Internal Director of the Army
- In office ? – 209

Acting Internal Army Colonel
- In office 190 – ?

Personal details
- Born: Unknown Pei Commandery
- Died: 209
- Occupation: Military officer
- Courtesy name: Gongliu (公劉)

= Shi Huan =

Chinese official serving the warlord Cao Cao (died 209)

Shi Huan (died 209), courtesy name Gongliu, gained a reputation for valour and loyalty comparable to Han Hao. Shi Huan served the Eastern Han dynasty warlord Cao Cao from early on and was a trusted figure who helped supervise officials.

== Life ==
Shi Huan was from Pei Commandery and as a youth, he acted as a xia (俠), gathering followers without official authority and often acting outside the law. Shi Huan gained a reputation for having a heroic spirit. When Cao Cao raised forces to face Dong Zhuo in 190, Shi Huan led his retainers to join Cao Cao as Acting Internal Army Colonel and became a trusted aide, helping supervise the officers on campaign. In 198, the warlord Zhang Yang was assassinated and in the turmoil, the former Heishan bandit Sui Gu gained control in Henei and sought an alliance with Yuan Shao. Seeking to prevent the alliance and secure his left flank, Cao Cao sent an army led by Shi Huan, Cao Ren and Yu Jin across the He river to intercept Sui Gu's march north. The forces met in a battle at Quancheng with Sui Gu killed and his forces brought under control.

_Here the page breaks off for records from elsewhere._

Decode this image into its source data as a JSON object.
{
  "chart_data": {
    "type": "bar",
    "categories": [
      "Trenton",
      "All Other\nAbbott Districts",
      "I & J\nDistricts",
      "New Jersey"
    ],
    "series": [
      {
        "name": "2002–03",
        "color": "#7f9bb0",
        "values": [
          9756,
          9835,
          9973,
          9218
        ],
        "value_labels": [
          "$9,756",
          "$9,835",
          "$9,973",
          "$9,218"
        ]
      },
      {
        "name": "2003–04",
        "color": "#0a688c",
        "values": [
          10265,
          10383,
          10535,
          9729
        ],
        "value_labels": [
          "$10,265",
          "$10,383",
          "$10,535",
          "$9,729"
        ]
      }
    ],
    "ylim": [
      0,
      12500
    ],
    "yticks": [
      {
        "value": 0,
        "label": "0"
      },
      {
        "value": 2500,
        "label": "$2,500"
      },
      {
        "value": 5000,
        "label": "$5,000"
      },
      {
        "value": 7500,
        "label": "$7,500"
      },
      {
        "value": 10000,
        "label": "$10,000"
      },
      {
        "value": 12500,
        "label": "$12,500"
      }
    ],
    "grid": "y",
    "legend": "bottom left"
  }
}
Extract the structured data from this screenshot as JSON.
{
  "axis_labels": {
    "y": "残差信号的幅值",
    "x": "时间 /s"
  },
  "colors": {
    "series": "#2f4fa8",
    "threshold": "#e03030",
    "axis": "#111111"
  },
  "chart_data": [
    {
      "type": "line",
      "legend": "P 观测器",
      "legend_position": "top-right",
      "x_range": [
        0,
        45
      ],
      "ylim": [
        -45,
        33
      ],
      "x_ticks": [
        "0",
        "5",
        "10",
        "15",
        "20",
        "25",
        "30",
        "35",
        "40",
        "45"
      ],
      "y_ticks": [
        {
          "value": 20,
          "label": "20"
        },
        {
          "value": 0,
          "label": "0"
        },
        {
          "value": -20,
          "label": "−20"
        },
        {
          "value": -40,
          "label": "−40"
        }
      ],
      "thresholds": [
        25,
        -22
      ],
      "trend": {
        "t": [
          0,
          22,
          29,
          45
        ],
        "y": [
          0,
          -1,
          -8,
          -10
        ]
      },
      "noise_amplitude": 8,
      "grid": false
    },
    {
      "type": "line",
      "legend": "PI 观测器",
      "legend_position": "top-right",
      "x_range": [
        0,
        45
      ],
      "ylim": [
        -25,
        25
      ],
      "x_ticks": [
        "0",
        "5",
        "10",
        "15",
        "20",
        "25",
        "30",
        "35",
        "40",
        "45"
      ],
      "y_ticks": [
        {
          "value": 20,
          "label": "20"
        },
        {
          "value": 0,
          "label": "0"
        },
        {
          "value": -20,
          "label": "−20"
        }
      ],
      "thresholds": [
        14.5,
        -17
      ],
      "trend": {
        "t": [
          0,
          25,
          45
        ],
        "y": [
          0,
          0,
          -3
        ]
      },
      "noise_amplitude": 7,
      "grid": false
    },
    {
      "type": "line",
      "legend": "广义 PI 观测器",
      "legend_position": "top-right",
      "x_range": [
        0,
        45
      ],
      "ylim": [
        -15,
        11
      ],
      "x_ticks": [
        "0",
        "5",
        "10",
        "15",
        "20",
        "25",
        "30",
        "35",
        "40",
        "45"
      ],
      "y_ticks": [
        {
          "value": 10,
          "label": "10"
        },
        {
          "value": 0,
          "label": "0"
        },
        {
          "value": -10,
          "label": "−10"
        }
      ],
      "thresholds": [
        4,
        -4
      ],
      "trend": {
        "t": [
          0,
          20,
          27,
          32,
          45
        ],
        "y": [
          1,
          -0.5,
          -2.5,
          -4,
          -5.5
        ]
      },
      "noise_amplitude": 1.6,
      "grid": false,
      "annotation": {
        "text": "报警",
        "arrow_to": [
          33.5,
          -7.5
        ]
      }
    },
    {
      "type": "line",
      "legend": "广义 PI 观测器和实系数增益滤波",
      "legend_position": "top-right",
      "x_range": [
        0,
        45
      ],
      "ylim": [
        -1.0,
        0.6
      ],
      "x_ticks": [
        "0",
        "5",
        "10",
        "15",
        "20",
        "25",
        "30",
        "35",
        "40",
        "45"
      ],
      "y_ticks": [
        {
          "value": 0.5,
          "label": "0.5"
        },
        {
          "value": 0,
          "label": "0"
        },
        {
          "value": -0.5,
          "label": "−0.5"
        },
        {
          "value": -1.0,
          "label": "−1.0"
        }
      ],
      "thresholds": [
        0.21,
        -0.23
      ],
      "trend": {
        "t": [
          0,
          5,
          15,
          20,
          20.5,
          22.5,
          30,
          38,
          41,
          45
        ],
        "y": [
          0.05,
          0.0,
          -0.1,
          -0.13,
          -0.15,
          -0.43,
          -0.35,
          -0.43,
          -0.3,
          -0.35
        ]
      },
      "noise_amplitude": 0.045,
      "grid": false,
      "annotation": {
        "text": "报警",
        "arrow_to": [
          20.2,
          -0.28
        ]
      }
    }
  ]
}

During the Battle of Guandu, Shi Huan was sent with Xu Huang to raid Yuan Shao's supplies at Gushi, defeating the defenders and setting the supplies ablaze. Shi Huan was given a trusted police role within the army and in 207 there was a debate among Cao Cao's officers about whether to undertake a risky march to attack Liucheng to defeat the Yuan remnants and the Wuhuan. Shi Huan feared the route was too long and dangerous so sought to gather support but he was unable to persuade Han Hao. The plan went ahead and Cao Cao was victorious at the Battle of White Wolf Mountain but after a difficult march back, Cao Cao rewarded those who had objected.

Shi Huan died in 209 with his son Shi Jing inheriting his estate.

== Romance of Three Kingdoms ==
An officer under Xu Huang, Shi Huan captures and interrogates a spy who tells Xu Huang about the supplies at Gushi. Shi Huan then sets the supplies on fire. In the Battle of Cangting Shi Huan has a duel with Yuan Shang but when Yuan Shang fakes a retreat, Shi Huan is lured to follow him and is then fatally shot in the eye by Yuan Shang. Yuan Shao then orders his troops to attack.